こういう引用こそが人生を価値あるものする。さて、ヴィトゲンシュタインなら今の危機についてどう考察するだろう。

ヴィトゲンシュタイン: 教えてくれ。人々はいつもどうしてこの大不況が2008年の金融危機によって起こったと思うのが自然だと言うのだろうね。

友人: そりゃ、まさにちょうど大不況が2008年の金融危機によって起こったように見えるからだろう。

ヴィトゲンシュタイン: なるほど、ではそれがFedの政策ミス、つまり、サブプライム問題で銀行が痛めつけられていた時に、そして名目債務を返済する資源は名目収入であるにもかかわらず、1938年以来で最大の名目GDP下落を許容してしまったことによって引き起こされたとしたら、どう見えたのだろうね。

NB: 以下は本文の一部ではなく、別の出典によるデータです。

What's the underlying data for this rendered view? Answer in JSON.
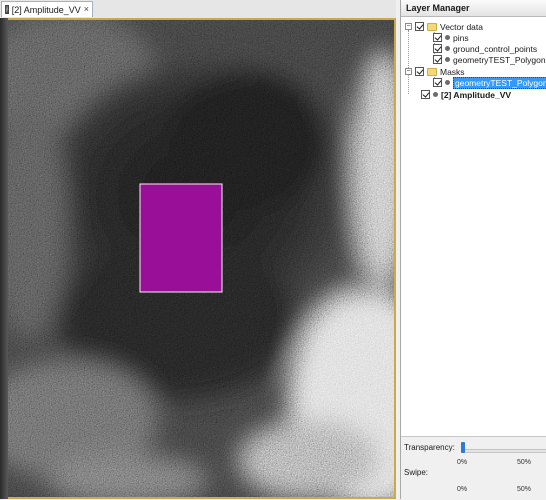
{
  "document_tab": {
    "title": "[2] Amplitude_VV",
    "close_glyph": "×",
    "icon": "image-layer-icon"
  },
  "layer_manager": {
    "title": "Layer Manager",
    "tree": {
      "vector_data": {
        "label": "Vector data",
        "expander": "−",
        "children": [
          "pins",
          "ground_control_points",
          "geometryTEST_Polygon"
        ]
      },
      "masks": {
        "label": "Masks",
        "expander": "−",
        "children": [
          "geometryTEST_Polygon"
        ],
        "selected": "geometryTEST_Polygon"
      },
      "raster_layer": {
        "label": "[2] Amplitude_VV"
      }
    },
    "transparency": {
      "label": "Transparency:",
      "ticks": [
        "0%",
        "50%"
      ],
      "value_percent": 0
    },
    "swipe": {
      "label": "Swipe:",
      "ticks": [
        "0%",
        "50%"
      ]
    }
  },
  "colors": {
    "mask_fill": "#9a0f97",
    "selection": "#3399ff",
    "folder": "#f3d879",
    "frame": "#c9a94a"
  }
}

ヴィゲンシュタインのようにエレガントにはいかないが、言いたいことはわかるだろう?

ジェイソンはまた、将来の人々はケインジアンとマネタリストの分断についてどう考えるだろうかと言っている。どちらのモデルがプトレマイオス的に見えるようになるのだろう?私としてはそれには答えない代わりに関連問題にちょっと触れておこう。大恐慌は当初、資本主義に内在する不安定さが原因だとされていた。後にフリードマンとシュワルツがそれはM2の急落のためだったという批判を加えた。今は彼らの見方の方がポピュラーになっているが、それは魅力的な政策インプリケーションを与えてくれるからだ。M2の下落を防ぐのは、資本主義に内在する不安定さを修復することよりもはるかに簡単。単純な政策インプリケーションが導かれると、たちまちその政策を為さなかったことがその問題の「原因」に見えるようなるのだ。深い哲学的水準では「原因」とは決して特定できない掴みどころのない用語なのかもしれないけれど。

50年後(NGDP先物契約目標が採用されている時)には、今の大不況はNGDPの下落を防がなかったFedの失策が原因だと見られるようになっているだろう。先物契約を通してそう見えるようになるのではなく(今それは存在しない)、バーナンキ自身が同様の困難の最中にあった日本に推奨した「水準目標」的な政策を採用していなかったという失敗によってそう見えるようになるのだ。

追記: W.Pedenさんはこの引用句は間違いで、トム・ストッパードの「ジャンパーズ」で使われていたと記している。私はいくつかの理由からヴィトゲンシュタインだとする方が好きなのだが。